David started to feel faint.
"It was kind of all a big joke at the time of course. They would charge you a premium every month for the scheme, only a small amount, but of course that added up to quite a lot cumulatively. That coupled with the fact that most people never even bother to read the fine print anyway meant they were on to a winner. The insurance company's only obligation was that in the event of an accidental or unnatural death, all they had to do was turn you into a human popsicle and warehouse you."
"I think I'm gonna throw up."
"Anyway," she continued casually, "about fifty years ago when all the regenerative medical breakthroughs happened, the courts ruled that the insurance companies had to make good on their policies. A bit of a fuck-up on their part so they're gradually going out of business now, hence the state of this place."
"Are you telling me I've been in a block of ice for, what, years?" asked David. He glanced around the room at all of the corroded steel tanks lining the walls. It suddenly dawned on him that inside each of those tanks, with their little blue LED lights flashing away on the front, was a real human being.
"Indeed. It's actually a fascinating science if you're into that kind of thing. In order to stop the water in all your cells from crystallising when they freeze you, they suck out all of the water molecules and replace them with a cryoprotectant compound." David flinched and scrunched his face as the nurse emphasised the 'sucking' element of the process.
"It acts like an antifreeze," she continued with a smile that showed how much she really loved her job. "If they didn't, we'd basically have to scoop you out of the tank with a bucket when you were brought back to ambient temperature. Then what they do is cool your corpse to about negative two-hundred Fahrenheit with dry ice, drop you into one of these things, and fill it with liquid nitrogen."
"So, let me get this straight," replied David as he shuffled uncomfortably from side to side. "I'm in the future?"
"Well, technically speaking you're in the present, but I suppose from your point of view you could say that."
"You've gotta be fucking kidding me!"
David jumped off the table and started stumbling across the room. He headed for the window on the far wall in a roundabout way; his legs were still getting their bearings so he ended up doing an unusual kind of drunk crab-walk. He tripped and weaved dangerously as he veered across the floor, trying to avoid the obstacles of steel trolleys and mysterious rank puddles.
"Wait!" the nurse shouted across the room to him. "You've got to go through orientation first. You could go into shock!"

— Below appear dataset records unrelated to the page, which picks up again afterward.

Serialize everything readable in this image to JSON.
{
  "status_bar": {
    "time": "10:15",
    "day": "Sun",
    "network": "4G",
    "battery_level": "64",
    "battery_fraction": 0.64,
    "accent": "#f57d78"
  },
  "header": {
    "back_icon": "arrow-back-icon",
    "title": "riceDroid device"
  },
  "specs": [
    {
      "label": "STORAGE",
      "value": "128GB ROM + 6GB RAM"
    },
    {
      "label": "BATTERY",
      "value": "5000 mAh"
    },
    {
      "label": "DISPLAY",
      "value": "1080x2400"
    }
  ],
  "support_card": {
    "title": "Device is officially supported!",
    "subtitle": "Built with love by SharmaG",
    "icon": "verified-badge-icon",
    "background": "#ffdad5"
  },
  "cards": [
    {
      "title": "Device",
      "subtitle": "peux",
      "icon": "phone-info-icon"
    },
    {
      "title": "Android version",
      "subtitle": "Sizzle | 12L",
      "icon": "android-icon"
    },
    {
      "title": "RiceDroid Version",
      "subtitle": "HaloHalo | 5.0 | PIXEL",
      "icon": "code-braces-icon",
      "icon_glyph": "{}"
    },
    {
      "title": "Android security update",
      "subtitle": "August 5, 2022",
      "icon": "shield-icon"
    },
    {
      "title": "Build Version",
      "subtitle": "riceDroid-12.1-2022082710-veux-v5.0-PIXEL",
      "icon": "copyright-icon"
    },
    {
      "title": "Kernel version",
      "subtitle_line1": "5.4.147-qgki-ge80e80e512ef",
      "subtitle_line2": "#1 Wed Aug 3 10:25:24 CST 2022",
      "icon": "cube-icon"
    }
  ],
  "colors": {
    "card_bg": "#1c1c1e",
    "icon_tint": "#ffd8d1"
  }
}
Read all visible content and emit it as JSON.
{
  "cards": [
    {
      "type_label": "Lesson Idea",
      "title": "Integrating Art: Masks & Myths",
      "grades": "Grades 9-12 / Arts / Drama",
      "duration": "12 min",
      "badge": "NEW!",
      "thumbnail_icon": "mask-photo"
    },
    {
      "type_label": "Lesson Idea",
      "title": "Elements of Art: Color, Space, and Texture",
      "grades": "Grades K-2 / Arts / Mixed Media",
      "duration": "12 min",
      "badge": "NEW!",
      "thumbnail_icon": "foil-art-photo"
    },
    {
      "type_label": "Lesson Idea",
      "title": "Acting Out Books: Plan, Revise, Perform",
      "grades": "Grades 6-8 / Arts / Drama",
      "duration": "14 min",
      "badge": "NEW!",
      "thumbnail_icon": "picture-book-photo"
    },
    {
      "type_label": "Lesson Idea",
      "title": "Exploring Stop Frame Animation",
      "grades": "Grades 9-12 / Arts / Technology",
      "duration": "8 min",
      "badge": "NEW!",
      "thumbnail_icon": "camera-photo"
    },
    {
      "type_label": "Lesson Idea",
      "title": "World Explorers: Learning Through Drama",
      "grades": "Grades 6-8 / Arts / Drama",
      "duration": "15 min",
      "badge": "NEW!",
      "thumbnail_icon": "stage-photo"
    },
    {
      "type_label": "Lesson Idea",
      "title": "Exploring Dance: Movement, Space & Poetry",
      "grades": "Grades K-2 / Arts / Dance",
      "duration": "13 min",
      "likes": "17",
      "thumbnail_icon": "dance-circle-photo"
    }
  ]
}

David never heard her warning, he was too focused on glimpsing the world of tomorrow. Scenes from all of the television programs and movies he'd watched when he was a kid suddenly started barreling through his mind. All of the strange technologies and weird customs that had delighted him growing up were now his reality. His hands gripped the dusty blinds and after a deep breath, he unceremoniously threw them open.
Through the grime-streaked glass, several hundred feet below, stretched out a metropolis of unimaginable proportions. Mega-structures and twelve-lane highways littered the vista for as far as the eye could see. The housing blocks towered towards the clouds like an endless forest of urban decay. Enormous, hulking masses of grey concrete blocks and corroding steel supports dominated the landscape all the way to the horizon. He felt dwarfed and humbled by the sheer magnitude of the sight before him; an overwhelming feeling of claustrophobic anxiety overcame him as he looked out into a new unfamiliar world.
"I don't believe this."
"Shocker, isn't it?" the nurse said in an amused tone. "Listen, I don't mean to rush you but I've got another two of you deep-freeze guys to thaw out today."